En réalité, Michelle ne s’est pas plainte, mais son insatisfaction et sa volonté de peser sur les choix de son mari se heurtent depuis le début à la pusillanimité des conseillers du président. Barack, lui, se garde bien de dire à sa femme ce qu’elle doit faire ou ne pas faire… L’histoire confine à la caricature. Elle oppose un Barack réformateur, diplomate, prudent et réservé à une Michelle plus provocatrice, qui, si elle réduit souvent son rôle à celui de mom-in-chief (« maman en chef »), se présente aussi comme la gardienne du temple, attachée au respect des promesses du candidat Obama.
Secret des dieux
Au-delà de l’image du couple amoureux et complice, ce qui émerge du livre, c’est l’extraordinaire efficacité politique de leur union. Dans le secret de ces dieux-là, difficile de savoir comment les rôles se distribuent.
Michelle : « Barack n’est pas d’abord un homme politique. C’est un militant communautaire qui explore la viabilité de la politique pour permettre le changement. » Barack : « Alors que je reçois quotidiennement l’avis de nombreux conseillers, à la fin de la journée, c’est Michelle [sa conscience morale, son impartialité] qui domine le brouhaha et me rappelle pourquoi je suis là. »
Complémentaires, sexy et subtilement accordés, les Obama forment une machine de guerre que rien ne semble pouvoir arrêter. Ils réécrivent à quatre mains une version contemporaine de l’American Dream à laquelle chacun peut s’identifier.
Stratèges, ils s’efforcent d’effacer les échecs par une communication millimétrée. La réforme de l’assurance maladie est vidée de sa substance ? Michelle lance une campagne de lutte contre l’obésité (« Let’s Move »). Le Prix Nobel de la Paix envoie des soldats supplémentaires dans l’enfer afghan ? Michelle s’implique auprès des familles de militaires. Résultat, quand la cote de popularité de monsieur s’érode, celle de madame atteint des sommets, et le tout s’équilibre.

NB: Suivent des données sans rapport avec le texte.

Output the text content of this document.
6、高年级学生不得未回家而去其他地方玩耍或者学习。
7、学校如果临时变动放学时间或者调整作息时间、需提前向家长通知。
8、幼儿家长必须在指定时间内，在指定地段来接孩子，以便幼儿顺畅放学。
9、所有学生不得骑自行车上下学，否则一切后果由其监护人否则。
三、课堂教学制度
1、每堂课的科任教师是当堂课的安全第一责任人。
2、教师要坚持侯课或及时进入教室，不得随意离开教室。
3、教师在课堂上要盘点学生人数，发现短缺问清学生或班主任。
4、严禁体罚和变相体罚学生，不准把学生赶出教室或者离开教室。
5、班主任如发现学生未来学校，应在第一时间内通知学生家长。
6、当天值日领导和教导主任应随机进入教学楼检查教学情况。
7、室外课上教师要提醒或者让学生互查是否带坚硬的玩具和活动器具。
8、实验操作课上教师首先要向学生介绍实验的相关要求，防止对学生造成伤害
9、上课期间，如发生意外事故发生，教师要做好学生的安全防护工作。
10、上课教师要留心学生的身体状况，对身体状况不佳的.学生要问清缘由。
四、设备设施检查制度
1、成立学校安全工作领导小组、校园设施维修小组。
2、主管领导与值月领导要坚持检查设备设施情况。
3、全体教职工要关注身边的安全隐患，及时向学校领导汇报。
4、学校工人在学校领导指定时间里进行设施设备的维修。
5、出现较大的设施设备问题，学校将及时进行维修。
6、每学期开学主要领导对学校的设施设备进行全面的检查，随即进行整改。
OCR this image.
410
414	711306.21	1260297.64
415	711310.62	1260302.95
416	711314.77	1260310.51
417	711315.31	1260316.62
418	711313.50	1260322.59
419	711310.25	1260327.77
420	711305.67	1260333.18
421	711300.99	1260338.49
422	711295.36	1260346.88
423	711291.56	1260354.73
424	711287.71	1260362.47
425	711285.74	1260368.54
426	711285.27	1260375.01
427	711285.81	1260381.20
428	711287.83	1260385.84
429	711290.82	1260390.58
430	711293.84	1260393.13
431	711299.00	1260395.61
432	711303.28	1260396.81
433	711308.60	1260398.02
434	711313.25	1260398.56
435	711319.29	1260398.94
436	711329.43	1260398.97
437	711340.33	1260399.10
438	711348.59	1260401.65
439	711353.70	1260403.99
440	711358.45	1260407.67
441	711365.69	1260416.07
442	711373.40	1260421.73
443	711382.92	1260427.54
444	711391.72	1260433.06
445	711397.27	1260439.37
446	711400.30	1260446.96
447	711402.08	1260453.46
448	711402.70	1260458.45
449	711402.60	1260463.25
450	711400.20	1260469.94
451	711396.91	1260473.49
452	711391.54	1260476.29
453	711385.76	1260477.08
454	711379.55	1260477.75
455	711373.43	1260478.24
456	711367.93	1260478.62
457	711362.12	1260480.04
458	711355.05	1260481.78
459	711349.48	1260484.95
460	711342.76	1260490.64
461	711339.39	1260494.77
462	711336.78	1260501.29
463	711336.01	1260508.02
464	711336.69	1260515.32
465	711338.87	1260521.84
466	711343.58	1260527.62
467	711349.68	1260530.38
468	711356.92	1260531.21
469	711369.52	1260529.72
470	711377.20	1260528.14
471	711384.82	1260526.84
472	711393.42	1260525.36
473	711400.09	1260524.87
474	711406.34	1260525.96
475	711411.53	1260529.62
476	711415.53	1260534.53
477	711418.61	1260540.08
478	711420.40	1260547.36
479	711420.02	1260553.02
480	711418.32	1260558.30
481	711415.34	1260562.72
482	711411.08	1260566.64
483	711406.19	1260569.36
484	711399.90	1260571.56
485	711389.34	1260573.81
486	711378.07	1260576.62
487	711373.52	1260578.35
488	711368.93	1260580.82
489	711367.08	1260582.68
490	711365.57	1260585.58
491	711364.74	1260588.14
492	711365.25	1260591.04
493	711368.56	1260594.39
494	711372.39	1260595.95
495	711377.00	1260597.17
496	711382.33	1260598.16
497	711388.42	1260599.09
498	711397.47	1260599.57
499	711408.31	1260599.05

Séduite par ce couple secret qui prétend vouloir préserver son intimité, Jodi Kantor ne creuse pas la question du marketing politique. Pourtant, sur ce plan, la famille Obama, c’est de l’or en barre. Professeur à l’Université de New York, David Yermack a démontré que chaque apparition publique de Michelle Obama provoque une augmentation moyenne de 14 millions de dollars de la valorisation boursière des entreprises ayant fabriqué les vêtements qu’elle portait. Sans présumer ni de leur sincérité ni de leur volonté de changer l’Amérique, Renaissance et Renegade n’ignorent pas à quel point leur union est vendeuse. La campagne électorale qui s’annonce en apportera sans doute la preuve.